Apollo had checked out and moved up to his DE-LUXE apartment cage in the sky.
And so I had to act all casual and pretend that he was just resting comfortably until I could get my kids into the bathroom to break the news that Apollo was gone.
A few months back, one of the hamsters began bullying the other one. I did some research on HamstersGoneWild.com and discovered they would have to be split up. So, for the last few months, I’ve been cleaning TWO cages.
I’m embarrassed to say that one of my first reactions to Apollo’s passing was that I was back to cleaning only one cage.
Sad, I know.

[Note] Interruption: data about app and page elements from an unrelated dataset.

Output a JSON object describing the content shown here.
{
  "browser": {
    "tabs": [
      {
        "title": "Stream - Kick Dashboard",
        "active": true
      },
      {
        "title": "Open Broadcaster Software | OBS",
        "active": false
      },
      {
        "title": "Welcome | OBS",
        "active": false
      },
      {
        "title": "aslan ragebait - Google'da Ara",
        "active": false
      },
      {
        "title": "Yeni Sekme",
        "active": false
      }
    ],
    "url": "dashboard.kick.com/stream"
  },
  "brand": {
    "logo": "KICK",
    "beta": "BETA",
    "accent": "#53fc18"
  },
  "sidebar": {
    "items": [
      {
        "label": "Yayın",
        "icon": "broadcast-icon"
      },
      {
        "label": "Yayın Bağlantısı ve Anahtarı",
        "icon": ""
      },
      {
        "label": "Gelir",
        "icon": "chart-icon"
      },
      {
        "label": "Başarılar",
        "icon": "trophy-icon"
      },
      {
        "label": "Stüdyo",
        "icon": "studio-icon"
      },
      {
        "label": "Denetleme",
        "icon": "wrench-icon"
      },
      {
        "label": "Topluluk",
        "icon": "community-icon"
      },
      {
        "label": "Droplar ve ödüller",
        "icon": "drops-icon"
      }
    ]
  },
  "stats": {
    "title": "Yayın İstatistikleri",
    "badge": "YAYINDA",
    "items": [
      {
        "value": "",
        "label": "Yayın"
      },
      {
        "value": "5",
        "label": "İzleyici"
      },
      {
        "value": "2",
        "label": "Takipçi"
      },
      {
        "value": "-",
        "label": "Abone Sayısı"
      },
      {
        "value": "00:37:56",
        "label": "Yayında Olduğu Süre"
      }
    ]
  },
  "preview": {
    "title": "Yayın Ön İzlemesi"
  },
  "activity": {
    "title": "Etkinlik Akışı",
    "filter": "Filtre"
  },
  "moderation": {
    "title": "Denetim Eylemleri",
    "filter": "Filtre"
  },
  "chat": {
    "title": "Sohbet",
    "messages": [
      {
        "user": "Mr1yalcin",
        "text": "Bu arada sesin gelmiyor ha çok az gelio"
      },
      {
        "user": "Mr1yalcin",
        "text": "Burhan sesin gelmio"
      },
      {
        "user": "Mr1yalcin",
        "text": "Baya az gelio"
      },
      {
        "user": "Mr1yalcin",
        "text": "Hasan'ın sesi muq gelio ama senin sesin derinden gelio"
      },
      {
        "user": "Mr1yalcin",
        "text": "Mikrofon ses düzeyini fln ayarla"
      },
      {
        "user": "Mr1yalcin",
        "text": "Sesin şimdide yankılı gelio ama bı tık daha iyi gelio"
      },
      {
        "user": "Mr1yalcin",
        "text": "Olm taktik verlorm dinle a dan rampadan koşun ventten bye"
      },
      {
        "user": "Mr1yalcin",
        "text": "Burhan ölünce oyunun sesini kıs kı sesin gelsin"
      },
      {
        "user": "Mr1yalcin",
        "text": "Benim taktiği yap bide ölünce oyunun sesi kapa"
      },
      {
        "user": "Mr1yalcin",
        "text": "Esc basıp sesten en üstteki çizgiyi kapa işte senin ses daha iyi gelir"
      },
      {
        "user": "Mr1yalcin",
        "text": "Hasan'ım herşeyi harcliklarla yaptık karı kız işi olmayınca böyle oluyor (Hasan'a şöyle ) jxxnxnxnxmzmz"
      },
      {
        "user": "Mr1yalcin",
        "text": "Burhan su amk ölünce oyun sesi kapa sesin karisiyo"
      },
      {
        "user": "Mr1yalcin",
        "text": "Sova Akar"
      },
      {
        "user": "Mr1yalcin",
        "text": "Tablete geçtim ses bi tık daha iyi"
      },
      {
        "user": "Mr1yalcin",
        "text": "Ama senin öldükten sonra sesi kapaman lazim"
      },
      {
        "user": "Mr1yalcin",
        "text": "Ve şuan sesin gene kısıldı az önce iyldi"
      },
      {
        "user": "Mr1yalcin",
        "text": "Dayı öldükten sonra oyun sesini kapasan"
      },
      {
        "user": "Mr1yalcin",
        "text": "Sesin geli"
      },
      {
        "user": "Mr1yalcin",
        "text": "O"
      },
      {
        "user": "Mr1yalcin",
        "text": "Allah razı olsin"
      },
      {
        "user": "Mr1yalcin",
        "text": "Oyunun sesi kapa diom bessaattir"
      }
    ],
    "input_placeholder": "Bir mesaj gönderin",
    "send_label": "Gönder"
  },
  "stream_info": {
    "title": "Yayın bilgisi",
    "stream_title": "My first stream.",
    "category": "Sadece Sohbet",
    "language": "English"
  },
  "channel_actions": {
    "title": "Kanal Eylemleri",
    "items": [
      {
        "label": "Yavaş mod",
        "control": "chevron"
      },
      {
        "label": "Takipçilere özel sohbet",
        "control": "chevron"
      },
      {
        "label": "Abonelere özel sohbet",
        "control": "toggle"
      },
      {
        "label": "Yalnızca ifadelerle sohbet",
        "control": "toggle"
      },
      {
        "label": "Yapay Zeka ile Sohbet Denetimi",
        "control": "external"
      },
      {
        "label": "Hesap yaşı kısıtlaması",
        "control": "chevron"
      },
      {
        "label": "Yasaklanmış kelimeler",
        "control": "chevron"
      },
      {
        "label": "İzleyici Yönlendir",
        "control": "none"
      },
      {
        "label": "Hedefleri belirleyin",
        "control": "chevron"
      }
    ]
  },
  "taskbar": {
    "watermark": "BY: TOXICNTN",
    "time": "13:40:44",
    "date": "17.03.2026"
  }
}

But that big cage is a pain in the rear, and to be fair, I only signed up to clean one cage.
And I know that at least three of you just went to Google to visit Hamsters Gone Wild Dot Com.
I made the decision to leave Apollo in his cage because it seemed better than the alternative.
Michelle and the kids left after Stevie’s game, but before Alex had All-Star practice. We were at the baseball field until well after 8 PM. We ran through McDonald’s and came home to eat before taking care of business. As the four of us sat around the dining room table, we talked about how much we’d miss Apollo. That’s also when McDaddy mentioned that he had removed Apollo from his cage and placed him in a Ziploc bag and placed him out on the deck until he could dig a hole. When Stevie asked if we were going to put Apollo in a box, I mentioned that we didn’t have a small box appropriate for a proper burial. Stevie – a problem solver at heart – immediately held up his Quarter Pounder box and suggested that is was the perfect size for Apollo.
And so Apollo McHamster will always be remembered as the hamster we buried in the Quarter Pounder box.
Which is crazy, because he was a dwarf hamster and that’s just about what he weighed.